Bill Komoski’s recent work exemplifies one of several approaches being employed today to generate new abstract paintings. That approach is to superimpose or layer different variations of the grid and riff on the resulting—usually random—intersections among them. The most obvious example is the quasi-mathematical “informational overload” used by Terry Winters in the recent past. Komoski’s version involves curvilinear networks resembling biological structures—circulatory systems, or cells and tissues—or that evoke intergalactic energy patterns. Though he eschews the look of digital art in favor of a more painterly appearance, one suspects that, in its simultaneous presentation of diverse information, his work wouldn’t be possible without the digital realm, if only indirectly.
This exhibition consisted of five big paintings (the two largest nearly 8 feet high), a wall drawing, and 20 or so smaller paintings (measuring between 19 and 30 inches on their longer side). The paintings are acrylic on canvas and are all titled for the date they were completed. Komoski’s procedure is best deciphered in the small paintings, the most recent of which are vividly colored and in several instances incorporate papier-mâché and polyurethane foam. One of the smaller works, 1/24/10 (26 by 22 inches) begins with a loaded brush pattern resembling waves or a marbleized lava flow in red, yellow, black and white. All four colors seem to be contained in one swirling, viscous stroke. Over this is a grisaille pattern that looks like a template perforated with circles. Then there is a layer of intersecting diagonal lines in tones of gray, and finally a network of curving thinner lines (rather in the manner of Brice Marden’s ambling marks) in black and white. Color from one layer to the next either consists of related hues or turns tonally the opposite, which confounds a reading of the order or location (in space) of the compositional elements. The paintings demand of the viewer a high-speed visual workout that feels fugal and dangerous.

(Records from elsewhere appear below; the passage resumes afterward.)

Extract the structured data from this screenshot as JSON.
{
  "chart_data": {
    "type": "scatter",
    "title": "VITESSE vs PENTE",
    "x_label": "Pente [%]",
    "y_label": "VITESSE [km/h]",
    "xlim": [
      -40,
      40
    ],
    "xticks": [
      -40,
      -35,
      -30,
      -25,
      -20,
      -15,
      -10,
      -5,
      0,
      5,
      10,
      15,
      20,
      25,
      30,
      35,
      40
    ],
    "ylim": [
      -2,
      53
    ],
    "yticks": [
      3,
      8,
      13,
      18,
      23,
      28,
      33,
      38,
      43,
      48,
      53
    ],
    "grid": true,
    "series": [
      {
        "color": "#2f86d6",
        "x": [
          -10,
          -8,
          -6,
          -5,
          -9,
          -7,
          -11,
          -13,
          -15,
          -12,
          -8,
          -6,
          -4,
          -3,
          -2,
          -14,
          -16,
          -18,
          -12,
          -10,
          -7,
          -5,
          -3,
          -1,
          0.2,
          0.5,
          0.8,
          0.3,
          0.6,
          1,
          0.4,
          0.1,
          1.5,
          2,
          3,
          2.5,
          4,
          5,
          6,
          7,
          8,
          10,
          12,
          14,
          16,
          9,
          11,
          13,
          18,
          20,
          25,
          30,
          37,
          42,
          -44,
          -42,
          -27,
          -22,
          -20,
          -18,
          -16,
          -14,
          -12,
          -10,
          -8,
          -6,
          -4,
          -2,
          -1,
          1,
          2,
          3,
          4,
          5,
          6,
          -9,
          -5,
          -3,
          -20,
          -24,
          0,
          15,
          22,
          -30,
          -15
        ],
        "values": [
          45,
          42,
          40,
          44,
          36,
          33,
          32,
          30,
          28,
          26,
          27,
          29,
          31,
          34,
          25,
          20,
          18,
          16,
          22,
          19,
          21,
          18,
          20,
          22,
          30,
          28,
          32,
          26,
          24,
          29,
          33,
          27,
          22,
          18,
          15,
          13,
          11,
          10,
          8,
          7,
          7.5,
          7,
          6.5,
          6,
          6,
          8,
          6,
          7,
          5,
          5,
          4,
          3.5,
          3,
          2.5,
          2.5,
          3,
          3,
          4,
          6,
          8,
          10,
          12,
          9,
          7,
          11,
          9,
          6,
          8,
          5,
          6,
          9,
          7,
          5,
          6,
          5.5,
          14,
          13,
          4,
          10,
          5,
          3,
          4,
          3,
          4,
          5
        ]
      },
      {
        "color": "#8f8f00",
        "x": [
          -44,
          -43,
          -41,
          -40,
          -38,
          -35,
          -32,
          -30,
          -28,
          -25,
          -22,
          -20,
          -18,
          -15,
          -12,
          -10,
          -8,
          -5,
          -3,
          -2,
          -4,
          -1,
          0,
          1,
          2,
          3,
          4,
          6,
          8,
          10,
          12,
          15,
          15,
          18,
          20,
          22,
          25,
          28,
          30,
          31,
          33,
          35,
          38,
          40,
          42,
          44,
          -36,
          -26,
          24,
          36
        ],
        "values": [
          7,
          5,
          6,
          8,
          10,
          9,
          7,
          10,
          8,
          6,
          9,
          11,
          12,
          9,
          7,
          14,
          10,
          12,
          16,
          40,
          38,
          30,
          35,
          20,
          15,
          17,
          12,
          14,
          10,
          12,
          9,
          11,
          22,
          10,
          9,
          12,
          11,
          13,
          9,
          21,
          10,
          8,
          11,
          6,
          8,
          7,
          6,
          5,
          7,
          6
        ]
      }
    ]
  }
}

One of Komoski’s favored devices is a color-wheel-like arrangement of wedges (in a circle or portion thereof) painted either in shades of gray or in variations of one or several colors. This can show up behind or interrupt the layers, lending a Newtonian, prismatic air to the works. The layers of the perforation pattern in 3/11/10 (26 by 23 inches), painted in high-temperature shades of orange, red and yellow as well as black and white, seem to have combusted or succumbed to a viral glitch. A charred-looking carbon-black crater made of applied papier-mâché occupies the central portion of the painting like a wound. The large canvases (all 2007 and 2008), though beautiful, are painted in a mid- to pale range and lack the dynamism of the smaller works. They feel more like art as we know it, rather than mad science.
Photo: Bill Komoski: 3/11/10, 2010, acrylic and papier-mâché on canvas, 26 by 23 inches; at Feature.